According to Merriam-Webster, “community” is defined as either a) the people with common interests living in a particular area, or b) a group of people with a common characteristic or interest living together. The keyword here is “together,” meaning you should start from helping your own community, those who share the same interests or qualities at the same place.
That being said, the last thing you should do is flying all the way to a rural village in Vietnam just to build houses for a week and leave. This experience could appear impressive on paper, but what admissions officers see is that you only
Long Term Effort
Using the village example again, another bad thing about it is that you only committed a short period of time to this project. You flew over, built houses, helped the locals, and that’s it. What next? Have you actually started planning you next trip back—as opposed to writing “I wish I’ll come back again” in your essay? What colleges see is that your effort is unsustainable because you’re giving the villagers a fish rather than teaching them how to fish.
A better community service experience would be helping an organization in your local community over the a long period.

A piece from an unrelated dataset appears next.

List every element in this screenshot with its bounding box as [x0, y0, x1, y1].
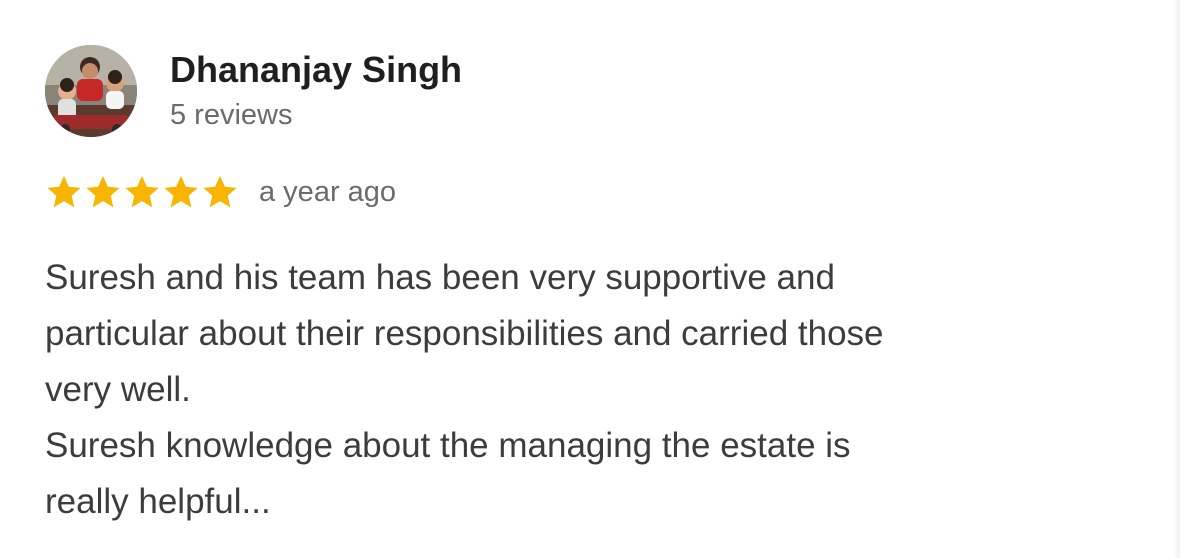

It’s okay if your contribution is as simple as volunteering at events because what colleges care about is your ability to contribute throughout a long period. For instance, I joined a club where we would head down to an elementary school twice a week to tutor students for an hour. It’s certainly not as impressive as building a house, but I did it for 3 years, that’s more than 200 hours total!
Community Service vs. Volunteering
This is a clarification because a lot of people confuse these two terms. First of all, community service doesn’t have to be volunteering; it can be paid services as long as the community is benefitted through your assistance. Community service means helping others that may need your help, so if you are capable of doing that, it counts.
On the other hand, volunteering can be community service but doesn’t have to be. Volunteering can be broadly defined as spending something you have (i.e. time and attention) without receiving money or other forms of compensation in return.
Ultimately, the type of community service doesn’t matter. Colleges are about you and your characters. When you fill out you college app, try to answer the following questions: What have you learned from these community service experiences? What specific incidents shaped your values and personality? How will you continue to influence others with things you’ve learned?